I really wanted to like Rescue Dawn, a movie now in theaters. I loved the director's Werner Hertzog's recent documentary Grizzly Man and was looking forward to seeing the same psychological insight brought to bear in the amazing true story of Vietnam P.O.W., Dieter Dengler. But, alas, Rescue Dawn was astoundingly uninsightful, as the incredible tumble of true story details crowds out any effort to actually create a story here.
A story is something that has meaning. It is communicating some kind of lesson about human life. The storyteller selects details that support that meaning. This is how stories are "better than real." The lessons of real life are mostly unknown to us because we have a perspective that is limited by time and access. Stories correct these problems and allow us to apprehend kharma.

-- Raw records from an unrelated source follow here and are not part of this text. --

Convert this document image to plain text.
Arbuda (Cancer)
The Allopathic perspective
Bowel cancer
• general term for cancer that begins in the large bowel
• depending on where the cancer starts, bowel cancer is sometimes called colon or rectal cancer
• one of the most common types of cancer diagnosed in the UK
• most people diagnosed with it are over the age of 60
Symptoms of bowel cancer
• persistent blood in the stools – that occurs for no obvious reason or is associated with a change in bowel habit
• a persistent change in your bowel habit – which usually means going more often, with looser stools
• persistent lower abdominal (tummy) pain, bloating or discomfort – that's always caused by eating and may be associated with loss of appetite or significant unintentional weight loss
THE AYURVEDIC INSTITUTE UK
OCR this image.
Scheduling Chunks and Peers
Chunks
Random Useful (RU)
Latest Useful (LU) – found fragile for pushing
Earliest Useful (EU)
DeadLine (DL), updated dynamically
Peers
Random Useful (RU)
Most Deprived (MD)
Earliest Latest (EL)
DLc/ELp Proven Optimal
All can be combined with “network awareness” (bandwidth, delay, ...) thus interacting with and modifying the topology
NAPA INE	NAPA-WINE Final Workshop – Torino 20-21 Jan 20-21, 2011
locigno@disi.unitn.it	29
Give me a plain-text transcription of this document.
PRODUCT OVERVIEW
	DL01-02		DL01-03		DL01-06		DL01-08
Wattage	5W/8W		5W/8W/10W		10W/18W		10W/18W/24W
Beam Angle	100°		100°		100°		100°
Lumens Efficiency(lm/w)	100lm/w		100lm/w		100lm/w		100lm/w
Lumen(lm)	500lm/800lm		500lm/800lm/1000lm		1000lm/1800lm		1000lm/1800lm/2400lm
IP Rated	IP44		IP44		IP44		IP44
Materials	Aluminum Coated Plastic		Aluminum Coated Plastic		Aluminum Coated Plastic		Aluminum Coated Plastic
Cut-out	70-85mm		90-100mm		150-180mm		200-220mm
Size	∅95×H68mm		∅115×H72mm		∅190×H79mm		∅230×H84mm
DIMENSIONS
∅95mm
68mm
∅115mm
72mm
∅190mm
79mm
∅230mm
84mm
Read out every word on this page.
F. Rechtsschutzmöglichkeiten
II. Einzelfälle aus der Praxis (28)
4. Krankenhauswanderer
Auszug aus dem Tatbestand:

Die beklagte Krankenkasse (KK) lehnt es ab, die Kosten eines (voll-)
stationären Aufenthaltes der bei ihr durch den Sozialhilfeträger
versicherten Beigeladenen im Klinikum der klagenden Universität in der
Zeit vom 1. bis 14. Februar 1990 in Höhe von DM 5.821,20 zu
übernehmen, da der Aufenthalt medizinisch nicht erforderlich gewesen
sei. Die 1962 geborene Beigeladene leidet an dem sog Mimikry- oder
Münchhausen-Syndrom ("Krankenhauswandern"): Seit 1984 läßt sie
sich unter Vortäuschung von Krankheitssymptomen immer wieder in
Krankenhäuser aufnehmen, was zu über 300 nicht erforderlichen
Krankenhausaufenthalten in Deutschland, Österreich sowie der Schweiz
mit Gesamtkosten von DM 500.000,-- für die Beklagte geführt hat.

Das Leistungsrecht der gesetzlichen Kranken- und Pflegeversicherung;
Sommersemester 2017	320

Like pretty much every bio-pic about an extraordinary character, Rescue Dawn's main challenge was having too much story. It's interesting how most made up stories that come across my desk for the screen, end up not having enough story. But true stories almost always have too much to work with. So, in this project, the filmmakers were in such a rush to squeeze in all the cool memories that Dieter had about his nightmarish experience getting shot down, tortured, imprisoned and then escaping from the Viet Kong, that they don't have any time to make sense out of it all for us. When I was leaving the theater with my group of five female friends, all of whom work in the business, the most oft-repeated comment was of the "What was that about?" variety. We spent several minutes afterward trying to come up with some theme that could pull together all the events in the film. We came up with that Rescue Dawn is about how a human being can survive pretty much everything if only he has...what? But this was the problem. The filmmakers didn't seem to know.
Dieter's character lacks an arc. He doesn't change at all from the beginning of his horrific experiences to the end. He just survives. A story would have identified the thing that Dieter is living for that allows him to survive. Is it love, or patriotism, or faith in God, or friendship, or passion for life that allows Dieter to keep on struggling? The film makes a wave at each of these, but never takes a position on how Dieter needs to grow to survive. Is isn't enough to expect the viewer's to root to have a character's body saved. We want to know that his soul has been saved, and the lack of this is ultimately what makes Rescue Dawn fall flat.
Hence, the movie is a harrowing litany of the details of one man's life, that left me never feeling real empathy for him. In the mad rush of getting beaten and starved and chased and shot and starving and pulling slugs off his body and watching friends get killed, Dieter remains spiritually inaccessible to the audience. I mean spiritually here in the sense of human spirit, not religiously.
I find this a perplexing misstep from director Hertzog, because he managed to make such a profound statement about the human spirit's longing for meaning in Grizzly Man. That project summed up for me the thesis of Fr. Benedict Groeschel that, "If you don't give people the good God, they'll make themselves a bad one." Rescue Dawn has a hundred times as many dramatic events as Grizzly man, but not a tenth of the story.
The production elements are okay. Clearly, they didn't have enough budget to tell the story better. The paltry number of actors used in the prison camp, and the reliance on the jungle as the principle set made the low budget very obvious. The acting from Christian Bale and Steven Zahn (who lost forty pounds to play the role!) were as best as can be expected considering that they too didn't know the point of their character's adventures. The rest of the acting was uneven and, in the case of the Laotian cast, pretty bad. I recall being annoyed at the score at one point, finding it over the top.
From a writing standpoint, I thought the whole prison camp sequence was over-long and actually got boring for lack of information. It relied too heavily on the occasional moments of Viet Kong brutality to keep the pacing going. I thought the ending was unsatisfying, because, again, it just felt like the movie stopped, but didn't end, in the sense of telling me what the point of the whole journey had been.
Parents and the squeamish should know that there are disturbing - although mostly unbloody to keep the PG-13 rating - sequences of torture and of what men will try to eat when they are starving. Think living squirmy things. There is a lot of talk about bodily excretions and some vulgar language.
I can't recommend Rescue Dawn. It will fade fast and you won't have missed anything by missing it.